O trabalho de Giselle também pode ser referência para aqueles que, no futuro, queiram relacionar modos de narrativas sobre dança em diferentes épocas; para aqueles que se interessam pela maneira como a imprensa noticiou eventos de danças no passado em nosso país e é também, claro, um elemento que ajuda a balizar o nível intelectual da historiografia local, apontando para a importância do desenvolvimento de estratégias que dinamizem a circulação de informação, para promover o crescimento da complexidade do ambiente em questão.

Para além de uma valoração parcial desta obra, deve-se aqui ressaltar a importância do evento em si e clamar aqueles inconformados com os esquemas de poder instaurados nas relações do contexto profissional da dança em nosso país a ler O Episódio Pavlova, a contatar a autora, a debater tal realização, a propor colaboração e maior troca de informação usando, como sugestão, espaços como o do www.idanca.net, ou ainda, o site da Rede Sul Americana de Dança (www.movimiento.org), como interlocução entre diferentes grupos com seus temas e questões, gerando um contra movimento que objetive um contexto democrático de participação menos segregador.

* Paulo Paixão é doutorando do Programa de Comunicação e Semiótica da PUC-SP, curador do Programa Pedagógico de Formação em Criação de Dança do IAP (Instituto de Artes do Pará).

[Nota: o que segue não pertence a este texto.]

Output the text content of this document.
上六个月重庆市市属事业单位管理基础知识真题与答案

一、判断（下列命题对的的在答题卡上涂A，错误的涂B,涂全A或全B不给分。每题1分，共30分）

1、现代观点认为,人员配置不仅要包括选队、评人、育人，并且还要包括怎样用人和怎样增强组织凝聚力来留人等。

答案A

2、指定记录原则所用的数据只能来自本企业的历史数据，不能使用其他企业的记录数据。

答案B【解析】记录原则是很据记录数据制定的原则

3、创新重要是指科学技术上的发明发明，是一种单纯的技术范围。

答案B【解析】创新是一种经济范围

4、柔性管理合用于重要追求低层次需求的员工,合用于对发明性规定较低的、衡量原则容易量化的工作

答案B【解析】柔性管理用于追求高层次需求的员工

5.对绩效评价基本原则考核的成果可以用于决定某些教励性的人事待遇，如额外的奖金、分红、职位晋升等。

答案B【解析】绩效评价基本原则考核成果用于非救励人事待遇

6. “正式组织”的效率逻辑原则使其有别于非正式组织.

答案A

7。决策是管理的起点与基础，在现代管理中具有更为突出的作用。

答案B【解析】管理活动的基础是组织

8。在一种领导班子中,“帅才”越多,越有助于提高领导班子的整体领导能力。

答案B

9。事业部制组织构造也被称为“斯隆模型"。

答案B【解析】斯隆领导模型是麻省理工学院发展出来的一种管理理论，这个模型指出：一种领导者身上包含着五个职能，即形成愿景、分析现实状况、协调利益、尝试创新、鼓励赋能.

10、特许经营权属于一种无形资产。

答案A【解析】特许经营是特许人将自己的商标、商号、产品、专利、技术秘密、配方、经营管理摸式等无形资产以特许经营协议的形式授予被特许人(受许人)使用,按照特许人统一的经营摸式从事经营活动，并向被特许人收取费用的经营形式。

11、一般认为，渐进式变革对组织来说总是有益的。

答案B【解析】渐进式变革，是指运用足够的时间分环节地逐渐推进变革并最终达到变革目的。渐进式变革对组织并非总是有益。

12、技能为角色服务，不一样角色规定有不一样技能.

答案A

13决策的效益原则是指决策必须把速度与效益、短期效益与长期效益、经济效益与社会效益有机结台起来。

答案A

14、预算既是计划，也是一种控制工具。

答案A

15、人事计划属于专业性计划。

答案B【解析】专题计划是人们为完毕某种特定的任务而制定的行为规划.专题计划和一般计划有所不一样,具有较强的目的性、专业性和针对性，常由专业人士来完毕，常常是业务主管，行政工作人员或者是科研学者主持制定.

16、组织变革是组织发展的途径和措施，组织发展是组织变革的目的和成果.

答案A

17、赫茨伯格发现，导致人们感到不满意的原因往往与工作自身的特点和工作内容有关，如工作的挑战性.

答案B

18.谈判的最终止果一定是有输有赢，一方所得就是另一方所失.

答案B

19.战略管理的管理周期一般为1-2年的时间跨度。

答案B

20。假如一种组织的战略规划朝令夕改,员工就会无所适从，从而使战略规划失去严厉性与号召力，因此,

Professor de Dança da Escola de Teatro e Dança da Universidade Federal do Pará.

Notas:

(1) Para um detalhamento maior do tema, ver DOSSE (1987 e 2001).

Bibliografia:

DOSSE, François. A história à prova do tempo: da história em migalhas ao resgate do sentido. Trad. Ivone Castilho Beneditti, São Paulo:UNESP, 2001.
_____. A história em migalhas: dos Annales à Nova História. Trad. Dulce Oliveira Amarante dos Santos, Bauru, SP: EDUSC, 2003.
FOUCAULT, Michel. A ordem do discurso. Trad. Laura Fraga de Almeida Sampaio, São Paulo: Loyola, 1996.
PAIXÃO, PAULO. Processos de comunicação em evolução: coreografia eGramaticalidade, Dissertação de Mestrado em Comunicação e Semiótica – PUCSP, 2003.